Cora Franze, MS ‘20
, was initially introduced to the field of blindness and visual impairment when she worked as a special education paraeducator at Jefferson Elementary School in Blaine, Minnesota.
At the time, she was paired with a girl who was totally blind and behind in visual impairment skills. The girl’s Orientation and Mobility (O&M) specialist, Julie Kochevar, MS ‘05
, was a Salus University graduate. As a result, Franze heard a lot of good things about the University’s Orientation and Mobility program
“I loved seeing how that little girl grew in her ability to travel independently and her growth in other areas — she became more social, her braille skills got better — some of the changes that come with growing up,” said Franze. “I loved seeing how the mobility piece had a part in her life because of the influence of her instructor.”
Normally, Franze wouldn’t have needed to move to Pennsylvania to obtain an Orientation and Mobility degree from Salus. Aside from six weeks in the summer, where students are asked to be on campus to learn mobility skills, the O&M degree is mostly completed online.
As luck and fate would have it though, Franze’s husband Blake was pursuing a master’s degree in Divinity and he had chosen to study at Westminster Theological Seminary in Glenside, Pennsylvania. That led the couple to move just a stone’s throw from the University’s Elkins Park, Pennsylvania, campus.
As it turned out, the pandemic has become the catalyst for Franze’s career to this point. The O&M program is supposed to take a year and a half to complete, but Franze’s internship ended early because of COVID-19, which had her struggling to acquire the hours she needed to complete her degree and graduate.

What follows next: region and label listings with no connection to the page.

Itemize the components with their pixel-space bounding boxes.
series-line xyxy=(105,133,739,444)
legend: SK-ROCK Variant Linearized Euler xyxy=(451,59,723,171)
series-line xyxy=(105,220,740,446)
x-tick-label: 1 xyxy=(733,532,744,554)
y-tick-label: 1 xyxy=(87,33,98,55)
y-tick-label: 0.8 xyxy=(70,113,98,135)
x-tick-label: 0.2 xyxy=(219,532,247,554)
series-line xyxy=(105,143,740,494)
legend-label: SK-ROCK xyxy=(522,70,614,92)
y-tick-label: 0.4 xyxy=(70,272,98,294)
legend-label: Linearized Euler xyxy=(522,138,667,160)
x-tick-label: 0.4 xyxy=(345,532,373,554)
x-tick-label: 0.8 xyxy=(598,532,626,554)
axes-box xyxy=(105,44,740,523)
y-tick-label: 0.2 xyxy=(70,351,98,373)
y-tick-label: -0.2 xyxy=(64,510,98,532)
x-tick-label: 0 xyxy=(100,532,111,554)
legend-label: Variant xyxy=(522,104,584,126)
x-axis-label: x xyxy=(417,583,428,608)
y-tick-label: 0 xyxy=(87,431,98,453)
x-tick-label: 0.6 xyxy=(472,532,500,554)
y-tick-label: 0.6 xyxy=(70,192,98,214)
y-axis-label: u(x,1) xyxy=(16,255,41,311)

Franze was working at The Eye Institute of Salus University when she happened across a job board that had a position teaching mobility through a company called Nyman Associates, based in Fort Washington, Pennsylvania.

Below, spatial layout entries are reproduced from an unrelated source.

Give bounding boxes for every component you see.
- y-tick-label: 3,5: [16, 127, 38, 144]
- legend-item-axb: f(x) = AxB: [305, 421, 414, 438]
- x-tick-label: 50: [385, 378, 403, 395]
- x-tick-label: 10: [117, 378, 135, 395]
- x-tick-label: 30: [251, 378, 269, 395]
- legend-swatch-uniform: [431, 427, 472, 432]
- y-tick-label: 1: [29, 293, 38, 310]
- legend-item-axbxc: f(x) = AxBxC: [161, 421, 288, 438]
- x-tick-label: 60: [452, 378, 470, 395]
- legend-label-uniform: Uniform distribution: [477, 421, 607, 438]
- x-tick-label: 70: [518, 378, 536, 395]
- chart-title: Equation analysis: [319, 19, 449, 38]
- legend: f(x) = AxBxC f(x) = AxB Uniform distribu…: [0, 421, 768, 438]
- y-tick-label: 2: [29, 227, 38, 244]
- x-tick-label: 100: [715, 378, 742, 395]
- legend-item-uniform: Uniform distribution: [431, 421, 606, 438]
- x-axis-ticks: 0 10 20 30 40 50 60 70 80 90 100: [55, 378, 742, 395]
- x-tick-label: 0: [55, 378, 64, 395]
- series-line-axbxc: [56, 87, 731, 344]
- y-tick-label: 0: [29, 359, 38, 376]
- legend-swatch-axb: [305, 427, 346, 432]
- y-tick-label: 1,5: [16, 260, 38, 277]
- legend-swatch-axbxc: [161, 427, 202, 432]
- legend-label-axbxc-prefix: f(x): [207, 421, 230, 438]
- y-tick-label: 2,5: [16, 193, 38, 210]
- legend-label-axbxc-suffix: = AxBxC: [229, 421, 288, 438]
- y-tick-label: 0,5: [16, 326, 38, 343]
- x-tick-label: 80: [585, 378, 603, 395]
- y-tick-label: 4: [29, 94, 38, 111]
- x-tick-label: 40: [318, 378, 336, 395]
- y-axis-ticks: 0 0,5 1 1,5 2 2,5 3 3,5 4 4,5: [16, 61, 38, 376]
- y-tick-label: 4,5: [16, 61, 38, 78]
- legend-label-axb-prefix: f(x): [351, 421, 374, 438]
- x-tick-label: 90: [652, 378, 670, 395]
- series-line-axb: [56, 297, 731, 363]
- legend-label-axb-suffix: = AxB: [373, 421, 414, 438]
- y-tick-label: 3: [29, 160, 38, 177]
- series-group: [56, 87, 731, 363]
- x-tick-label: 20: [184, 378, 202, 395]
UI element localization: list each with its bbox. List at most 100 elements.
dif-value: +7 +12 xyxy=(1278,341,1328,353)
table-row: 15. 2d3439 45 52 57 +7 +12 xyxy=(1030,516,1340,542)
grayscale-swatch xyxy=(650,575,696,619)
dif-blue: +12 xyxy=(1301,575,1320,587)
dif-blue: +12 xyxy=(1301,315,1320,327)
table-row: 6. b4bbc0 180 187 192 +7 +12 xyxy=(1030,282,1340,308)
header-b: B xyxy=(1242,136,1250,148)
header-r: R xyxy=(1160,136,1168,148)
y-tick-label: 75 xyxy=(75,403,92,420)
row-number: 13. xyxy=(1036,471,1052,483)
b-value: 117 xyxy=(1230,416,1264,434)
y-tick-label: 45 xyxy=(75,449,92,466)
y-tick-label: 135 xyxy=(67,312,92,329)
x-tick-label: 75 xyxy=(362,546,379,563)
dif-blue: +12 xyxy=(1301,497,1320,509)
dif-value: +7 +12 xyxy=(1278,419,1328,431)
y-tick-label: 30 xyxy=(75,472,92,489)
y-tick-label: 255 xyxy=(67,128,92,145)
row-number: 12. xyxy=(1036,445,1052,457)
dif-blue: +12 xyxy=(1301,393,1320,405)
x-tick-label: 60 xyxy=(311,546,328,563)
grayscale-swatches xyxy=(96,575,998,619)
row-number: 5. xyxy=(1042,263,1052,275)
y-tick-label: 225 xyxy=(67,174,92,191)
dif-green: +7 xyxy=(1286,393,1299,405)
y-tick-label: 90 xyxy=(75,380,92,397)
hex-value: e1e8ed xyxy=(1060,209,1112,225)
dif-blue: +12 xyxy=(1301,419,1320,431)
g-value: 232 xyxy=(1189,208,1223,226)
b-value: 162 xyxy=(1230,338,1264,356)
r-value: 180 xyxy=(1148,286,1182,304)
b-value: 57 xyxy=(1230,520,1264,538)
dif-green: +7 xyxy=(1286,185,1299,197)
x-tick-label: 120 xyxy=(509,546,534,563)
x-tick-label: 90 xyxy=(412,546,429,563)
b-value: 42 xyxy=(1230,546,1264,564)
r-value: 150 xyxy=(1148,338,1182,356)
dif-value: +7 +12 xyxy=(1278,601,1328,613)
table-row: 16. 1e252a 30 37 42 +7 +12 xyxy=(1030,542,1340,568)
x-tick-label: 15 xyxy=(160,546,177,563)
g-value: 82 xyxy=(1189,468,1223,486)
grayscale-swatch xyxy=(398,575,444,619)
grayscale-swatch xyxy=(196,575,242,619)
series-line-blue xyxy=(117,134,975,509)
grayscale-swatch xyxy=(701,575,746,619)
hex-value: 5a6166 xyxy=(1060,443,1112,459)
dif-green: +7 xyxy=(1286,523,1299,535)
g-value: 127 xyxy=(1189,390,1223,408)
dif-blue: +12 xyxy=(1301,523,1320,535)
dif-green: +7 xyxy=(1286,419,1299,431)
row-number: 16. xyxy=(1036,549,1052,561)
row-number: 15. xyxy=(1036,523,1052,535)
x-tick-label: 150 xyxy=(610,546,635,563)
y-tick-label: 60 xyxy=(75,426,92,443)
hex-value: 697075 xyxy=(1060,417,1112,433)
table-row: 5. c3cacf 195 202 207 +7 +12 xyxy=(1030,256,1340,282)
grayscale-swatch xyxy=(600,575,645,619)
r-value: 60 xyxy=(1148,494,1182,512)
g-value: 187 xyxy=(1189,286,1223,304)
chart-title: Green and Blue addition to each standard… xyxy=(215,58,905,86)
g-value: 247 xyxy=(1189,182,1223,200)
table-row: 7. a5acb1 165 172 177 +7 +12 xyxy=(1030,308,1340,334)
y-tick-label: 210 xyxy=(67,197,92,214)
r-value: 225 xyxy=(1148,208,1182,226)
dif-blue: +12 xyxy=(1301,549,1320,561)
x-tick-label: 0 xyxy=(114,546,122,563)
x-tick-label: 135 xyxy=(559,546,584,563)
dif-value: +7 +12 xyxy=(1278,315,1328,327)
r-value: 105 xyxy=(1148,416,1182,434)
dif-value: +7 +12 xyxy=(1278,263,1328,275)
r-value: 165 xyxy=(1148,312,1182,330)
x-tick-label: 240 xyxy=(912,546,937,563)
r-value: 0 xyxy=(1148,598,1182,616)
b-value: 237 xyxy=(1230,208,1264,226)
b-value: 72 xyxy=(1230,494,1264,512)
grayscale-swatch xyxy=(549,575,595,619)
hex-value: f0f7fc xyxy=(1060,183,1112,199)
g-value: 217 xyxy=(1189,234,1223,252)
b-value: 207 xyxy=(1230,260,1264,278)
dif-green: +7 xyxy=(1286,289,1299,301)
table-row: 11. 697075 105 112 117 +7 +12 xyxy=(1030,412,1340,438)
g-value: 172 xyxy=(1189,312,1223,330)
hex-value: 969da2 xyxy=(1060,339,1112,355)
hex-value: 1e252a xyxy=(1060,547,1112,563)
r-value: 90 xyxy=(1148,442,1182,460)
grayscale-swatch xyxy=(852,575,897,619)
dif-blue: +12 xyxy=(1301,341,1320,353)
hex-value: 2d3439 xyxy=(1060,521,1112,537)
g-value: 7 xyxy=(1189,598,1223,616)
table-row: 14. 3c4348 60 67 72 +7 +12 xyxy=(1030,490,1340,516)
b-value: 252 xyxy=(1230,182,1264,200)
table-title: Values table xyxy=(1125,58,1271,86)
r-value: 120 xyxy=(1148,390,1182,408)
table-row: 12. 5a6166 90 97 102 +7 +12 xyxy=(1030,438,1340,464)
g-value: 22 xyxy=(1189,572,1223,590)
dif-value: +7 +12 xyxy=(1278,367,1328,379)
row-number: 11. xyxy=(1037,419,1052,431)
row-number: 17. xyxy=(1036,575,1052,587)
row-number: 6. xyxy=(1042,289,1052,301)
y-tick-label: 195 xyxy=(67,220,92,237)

“I figured the worst thing that could happen was that they would laugh in my face. So I gave them a call and let them know I wasn’t certified yet but that I was working toward my hours,” said Franze. Instead, the company was delighted to work with her and she was able to secure a job even before she graduated.
She is now working as the first O&M instructor for the company, which has contracted her out to Saint Lucy Day School for Children with Visual Impairments in Philadelphia, where her caseload consists of working with the entire student body consisting about 30 children.
Her training at Salus has enabled her to continue her career in a field for which she has a passion. “The staff at Salus are really great and the best in their field. I’ve come to appreciate it even more now that I’m in the field,” she said. “I was taught best practices at Salus so I’m able to really go to bat for my students who might not have had the services they deserve.”
And, she loves her current job and hopes to continue to expand her skill set as she works with the children at Saint Lucy. “I feel like I’ve grown a lot already in my career and I’m still able to still ask my Salus professors for advice,” said Franze. “I feel like Nyman Associates is a good place for me and I already feel like I’m making a difference with the kids there.”